Sequence-based identification of fusaria: Some loci reveal while others conceal

Only three of the marker loci tested to date meet three important criteria for phylogenetic species recognition in that they are: 1) applicable across the phylogenetic breadth of Fusarium (Fig. 1), 2) informative at or near the species-level, and 3) orthologous across the genus. These are: translation elongation factor 1-α (TEF1), DNA-directed RNA polymerase II largest (RPB1) and second largest subunit (RPB2). The latter two marker loci were developed as part of the NSF-funded Deep Hyphae and the Assembling the Fungal Tree of Life (AFTOL) projects (Lutzoni et al. 2004; James et al. 2006). In contrast to TEF1, whose highly variable introns can only be aligned reliably across members of a species complex, or several closely related ones, the portions of RPB1 and RPB2 sequenced can easily be aligned across Fusarium (O’Donnell et al. 2013). While all three genes are included in our ongoing GCPSR-based studies that span the breadth of the genus, sequence data from only one of these loci is needed to obtain a reasonably accurate placement of an unknown within a species complex by conducting a nucleotide BLAST query of FUSARIUM-ID and/or Fusarium MLST (Fig. 2A-B), or by phylogenetic analysis (see Bruns et al. 1998 for an example).
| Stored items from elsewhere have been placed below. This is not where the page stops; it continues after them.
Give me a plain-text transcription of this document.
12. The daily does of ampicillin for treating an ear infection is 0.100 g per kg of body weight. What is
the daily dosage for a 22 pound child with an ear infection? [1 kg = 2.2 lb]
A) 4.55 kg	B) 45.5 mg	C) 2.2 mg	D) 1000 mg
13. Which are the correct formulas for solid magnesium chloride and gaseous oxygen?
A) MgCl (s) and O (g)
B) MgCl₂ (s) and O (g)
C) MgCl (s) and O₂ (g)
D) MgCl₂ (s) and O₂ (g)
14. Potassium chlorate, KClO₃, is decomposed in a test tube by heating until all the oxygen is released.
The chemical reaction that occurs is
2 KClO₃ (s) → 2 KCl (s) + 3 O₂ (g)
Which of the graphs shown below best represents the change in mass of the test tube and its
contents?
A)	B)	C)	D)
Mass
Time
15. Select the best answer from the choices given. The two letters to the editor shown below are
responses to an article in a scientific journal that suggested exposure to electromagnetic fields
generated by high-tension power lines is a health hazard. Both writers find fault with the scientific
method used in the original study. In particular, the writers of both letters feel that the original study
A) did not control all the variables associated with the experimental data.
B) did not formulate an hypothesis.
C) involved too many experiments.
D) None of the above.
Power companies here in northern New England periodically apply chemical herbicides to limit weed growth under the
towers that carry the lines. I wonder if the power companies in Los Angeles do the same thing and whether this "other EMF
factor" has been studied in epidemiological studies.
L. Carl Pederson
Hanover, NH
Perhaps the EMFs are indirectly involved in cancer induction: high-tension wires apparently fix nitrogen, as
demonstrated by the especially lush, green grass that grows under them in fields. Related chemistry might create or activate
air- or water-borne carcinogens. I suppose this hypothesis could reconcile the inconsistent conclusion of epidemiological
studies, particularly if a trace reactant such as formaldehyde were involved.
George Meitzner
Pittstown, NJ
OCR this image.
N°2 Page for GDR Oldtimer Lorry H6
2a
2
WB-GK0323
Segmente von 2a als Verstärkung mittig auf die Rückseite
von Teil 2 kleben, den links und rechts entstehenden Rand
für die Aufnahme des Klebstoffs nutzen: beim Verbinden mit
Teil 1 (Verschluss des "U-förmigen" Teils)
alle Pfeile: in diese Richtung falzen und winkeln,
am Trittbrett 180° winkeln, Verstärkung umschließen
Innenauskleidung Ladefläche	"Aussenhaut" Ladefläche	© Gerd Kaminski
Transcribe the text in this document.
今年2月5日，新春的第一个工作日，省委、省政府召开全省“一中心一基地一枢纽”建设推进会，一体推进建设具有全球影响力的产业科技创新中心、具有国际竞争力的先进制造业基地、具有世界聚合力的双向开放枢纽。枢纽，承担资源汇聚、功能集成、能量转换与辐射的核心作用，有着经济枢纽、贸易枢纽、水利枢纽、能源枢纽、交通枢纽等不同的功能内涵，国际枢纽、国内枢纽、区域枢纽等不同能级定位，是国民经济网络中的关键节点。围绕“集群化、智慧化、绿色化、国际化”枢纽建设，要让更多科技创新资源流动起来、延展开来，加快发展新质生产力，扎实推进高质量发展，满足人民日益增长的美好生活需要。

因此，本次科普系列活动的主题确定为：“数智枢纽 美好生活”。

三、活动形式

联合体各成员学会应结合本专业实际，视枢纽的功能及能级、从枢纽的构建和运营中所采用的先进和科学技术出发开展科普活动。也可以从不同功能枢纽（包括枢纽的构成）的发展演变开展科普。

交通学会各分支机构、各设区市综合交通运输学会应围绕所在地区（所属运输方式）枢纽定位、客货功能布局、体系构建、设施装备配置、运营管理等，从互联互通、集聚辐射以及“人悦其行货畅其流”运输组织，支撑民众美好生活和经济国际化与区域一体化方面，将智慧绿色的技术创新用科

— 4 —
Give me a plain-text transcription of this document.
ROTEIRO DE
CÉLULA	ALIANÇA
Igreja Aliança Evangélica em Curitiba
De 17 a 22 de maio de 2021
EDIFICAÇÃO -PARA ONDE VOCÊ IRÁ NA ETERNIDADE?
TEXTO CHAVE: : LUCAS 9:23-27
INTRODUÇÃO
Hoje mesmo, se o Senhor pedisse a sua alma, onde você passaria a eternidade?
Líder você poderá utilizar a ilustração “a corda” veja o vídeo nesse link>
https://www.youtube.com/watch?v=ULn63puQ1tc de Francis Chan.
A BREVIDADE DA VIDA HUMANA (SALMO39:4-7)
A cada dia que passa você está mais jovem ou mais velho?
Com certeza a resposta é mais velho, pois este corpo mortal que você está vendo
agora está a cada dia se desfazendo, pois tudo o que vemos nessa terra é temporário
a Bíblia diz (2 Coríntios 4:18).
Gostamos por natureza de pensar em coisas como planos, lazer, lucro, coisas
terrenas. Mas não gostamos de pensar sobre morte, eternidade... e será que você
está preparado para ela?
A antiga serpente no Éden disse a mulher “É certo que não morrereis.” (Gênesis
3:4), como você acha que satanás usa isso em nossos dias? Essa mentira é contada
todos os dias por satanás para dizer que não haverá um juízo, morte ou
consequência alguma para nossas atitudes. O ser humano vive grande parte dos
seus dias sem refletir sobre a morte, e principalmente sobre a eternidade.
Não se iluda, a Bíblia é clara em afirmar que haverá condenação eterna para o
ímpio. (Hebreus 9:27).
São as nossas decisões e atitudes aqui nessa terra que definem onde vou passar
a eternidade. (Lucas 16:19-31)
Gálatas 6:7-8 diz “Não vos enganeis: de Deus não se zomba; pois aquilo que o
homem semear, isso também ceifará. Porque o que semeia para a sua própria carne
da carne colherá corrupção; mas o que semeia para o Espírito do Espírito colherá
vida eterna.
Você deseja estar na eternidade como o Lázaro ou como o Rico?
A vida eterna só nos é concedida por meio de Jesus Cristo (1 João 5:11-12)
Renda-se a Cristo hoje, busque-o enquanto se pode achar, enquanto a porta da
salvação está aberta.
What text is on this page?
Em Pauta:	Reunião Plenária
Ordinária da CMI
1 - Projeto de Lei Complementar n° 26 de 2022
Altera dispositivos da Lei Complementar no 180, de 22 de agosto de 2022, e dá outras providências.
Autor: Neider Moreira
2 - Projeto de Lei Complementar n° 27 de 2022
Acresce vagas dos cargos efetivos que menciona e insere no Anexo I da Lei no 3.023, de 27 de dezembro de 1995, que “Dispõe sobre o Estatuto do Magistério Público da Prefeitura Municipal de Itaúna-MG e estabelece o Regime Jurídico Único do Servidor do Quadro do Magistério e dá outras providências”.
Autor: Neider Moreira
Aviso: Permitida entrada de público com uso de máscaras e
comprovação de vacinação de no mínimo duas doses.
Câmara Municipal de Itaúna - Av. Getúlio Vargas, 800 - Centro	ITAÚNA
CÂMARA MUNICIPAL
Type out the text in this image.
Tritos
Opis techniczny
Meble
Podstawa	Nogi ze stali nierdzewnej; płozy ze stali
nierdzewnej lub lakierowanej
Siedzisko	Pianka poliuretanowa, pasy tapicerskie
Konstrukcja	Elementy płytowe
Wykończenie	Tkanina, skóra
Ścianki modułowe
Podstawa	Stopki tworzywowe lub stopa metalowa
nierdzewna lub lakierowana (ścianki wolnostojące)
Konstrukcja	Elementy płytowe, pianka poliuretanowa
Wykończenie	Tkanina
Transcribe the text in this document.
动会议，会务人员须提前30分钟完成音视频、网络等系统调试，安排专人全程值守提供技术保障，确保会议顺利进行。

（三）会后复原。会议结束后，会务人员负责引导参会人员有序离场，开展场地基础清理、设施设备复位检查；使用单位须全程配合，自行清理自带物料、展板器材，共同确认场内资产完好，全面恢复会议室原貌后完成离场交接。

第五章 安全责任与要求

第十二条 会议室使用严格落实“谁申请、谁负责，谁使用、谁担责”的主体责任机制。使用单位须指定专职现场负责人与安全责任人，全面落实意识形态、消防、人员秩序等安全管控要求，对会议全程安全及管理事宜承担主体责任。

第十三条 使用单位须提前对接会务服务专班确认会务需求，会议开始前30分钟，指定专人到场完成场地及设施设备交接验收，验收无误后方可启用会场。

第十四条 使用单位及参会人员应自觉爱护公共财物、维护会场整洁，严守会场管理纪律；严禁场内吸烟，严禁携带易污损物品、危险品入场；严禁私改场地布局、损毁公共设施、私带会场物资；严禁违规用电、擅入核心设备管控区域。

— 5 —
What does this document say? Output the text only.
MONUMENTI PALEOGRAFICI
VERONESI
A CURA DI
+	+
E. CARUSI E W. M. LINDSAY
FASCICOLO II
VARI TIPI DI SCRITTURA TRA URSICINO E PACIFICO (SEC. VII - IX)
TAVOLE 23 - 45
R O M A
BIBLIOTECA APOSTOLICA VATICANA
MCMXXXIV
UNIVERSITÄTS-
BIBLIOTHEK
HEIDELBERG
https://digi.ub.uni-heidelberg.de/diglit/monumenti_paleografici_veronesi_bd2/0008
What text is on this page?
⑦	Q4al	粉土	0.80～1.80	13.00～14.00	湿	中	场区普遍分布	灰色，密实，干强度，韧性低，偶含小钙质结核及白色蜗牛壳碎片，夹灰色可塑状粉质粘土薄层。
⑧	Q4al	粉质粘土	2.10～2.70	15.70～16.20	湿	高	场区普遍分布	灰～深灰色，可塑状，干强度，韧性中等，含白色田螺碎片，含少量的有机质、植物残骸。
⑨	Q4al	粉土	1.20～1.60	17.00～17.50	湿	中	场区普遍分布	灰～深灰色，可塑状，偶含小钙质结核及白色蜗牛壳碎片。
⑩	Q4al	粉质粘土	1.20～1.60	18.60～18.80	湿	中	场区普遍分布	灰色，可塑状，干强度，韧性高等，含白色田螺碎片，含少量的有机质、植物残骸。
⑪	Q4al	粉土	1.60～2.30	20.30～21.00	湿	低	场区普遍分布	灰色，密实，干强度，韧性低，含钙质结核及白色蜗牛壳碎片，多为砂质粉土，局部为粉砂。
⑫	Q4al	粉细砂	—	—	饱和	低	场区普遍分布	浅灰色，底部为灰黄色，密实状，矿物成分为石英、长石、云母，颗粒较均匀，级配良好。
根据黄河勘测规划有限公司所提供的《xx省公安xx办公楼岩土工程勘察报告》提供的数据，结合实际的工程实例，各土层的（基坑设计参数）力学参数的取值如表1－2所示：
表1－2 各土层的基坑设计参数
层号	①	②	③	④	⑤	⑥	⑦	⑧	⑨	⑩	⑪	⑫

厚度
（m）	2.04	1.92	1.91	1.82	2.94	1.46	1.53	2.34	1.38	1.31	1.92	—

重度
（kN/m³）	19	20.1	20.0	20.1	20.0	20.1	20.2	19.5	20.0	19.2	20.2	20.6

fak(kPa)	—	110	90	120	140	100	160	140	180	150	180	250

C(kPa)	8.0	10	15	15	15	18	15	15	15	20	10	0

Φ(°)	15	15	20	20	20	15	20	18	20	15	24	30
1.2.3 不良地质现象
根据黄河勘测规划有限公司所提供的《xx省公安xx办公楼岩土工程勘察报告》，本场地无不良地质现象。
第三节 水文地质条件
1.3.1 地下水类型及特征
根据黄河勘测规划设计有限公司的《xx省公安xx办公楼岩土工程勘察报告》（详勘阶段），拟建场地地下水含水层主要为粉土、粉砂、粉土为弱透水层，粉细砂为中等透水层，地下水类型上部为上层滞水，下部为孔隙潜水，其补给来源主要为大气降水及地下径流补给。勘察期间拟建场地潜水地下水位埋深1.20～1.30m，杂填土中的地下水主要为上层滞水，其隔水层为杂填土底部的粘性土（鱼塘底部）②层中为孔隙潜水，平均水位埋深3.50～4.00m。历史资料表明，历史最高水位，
As discussed below, we also conduct BLASTn queries of GenBank, but these require careful scrutiny of the top ‘hits’ because: 1) many sequences in NCBI are misidentified (Bidartondo et al. 2008; Kang et al. 2010), 2) sequences deposited in NCBI for the majority of newly discovered fusaria employing GCPSR lack binomials, and 3) the taxonomy for many records is out of date (Fig. 3). Because most of the fusaria within the F. solani and F. incarnatum-equiseti species complexes lack binomials, an ad hoc species/multilocus haplotype nomenclature was adopted to allow for accurate communication of information regarding these pathogens within the scientific community (O’Donnell et al. 2008, 2009b).

Fig. 2
figure 2

(A) FUSARIUM-ID (http://isolate.fusariumdb.org) at Pennsylvania State University (Park et al. 2010) and (B) Fusarium MLST at the CBS-KNAW Fungal Biodiversity Centre (http://www.cbs.knaw.nl/Fusarium/) host two complementary web-accessible databases dedicated to the identification of fusaria via nucleotide BLAST queries. Conducting the same BLASTn queries of GenBank (http://blast.ncbi.nlm.nih.gov/Blast.cgi) can be informative, but also challenging given the large number of misidentified sequences in NCBI (see Fig. 3)

Fig. 3
figure 3

Twenty-one of the 100 BLASTn ‘hits’ that were recovered from GenBank using accession JN014954.1 as the query. Black boxes were added to the GenBank query results to identify sequences deposited under 11 different names. The black star inserted by the record for Fusarium sp. NRRL 22244 indicates the accession was identified in the notes/comments as phylogenetic species FIESC 25 (O’Donnell et al. 2009b)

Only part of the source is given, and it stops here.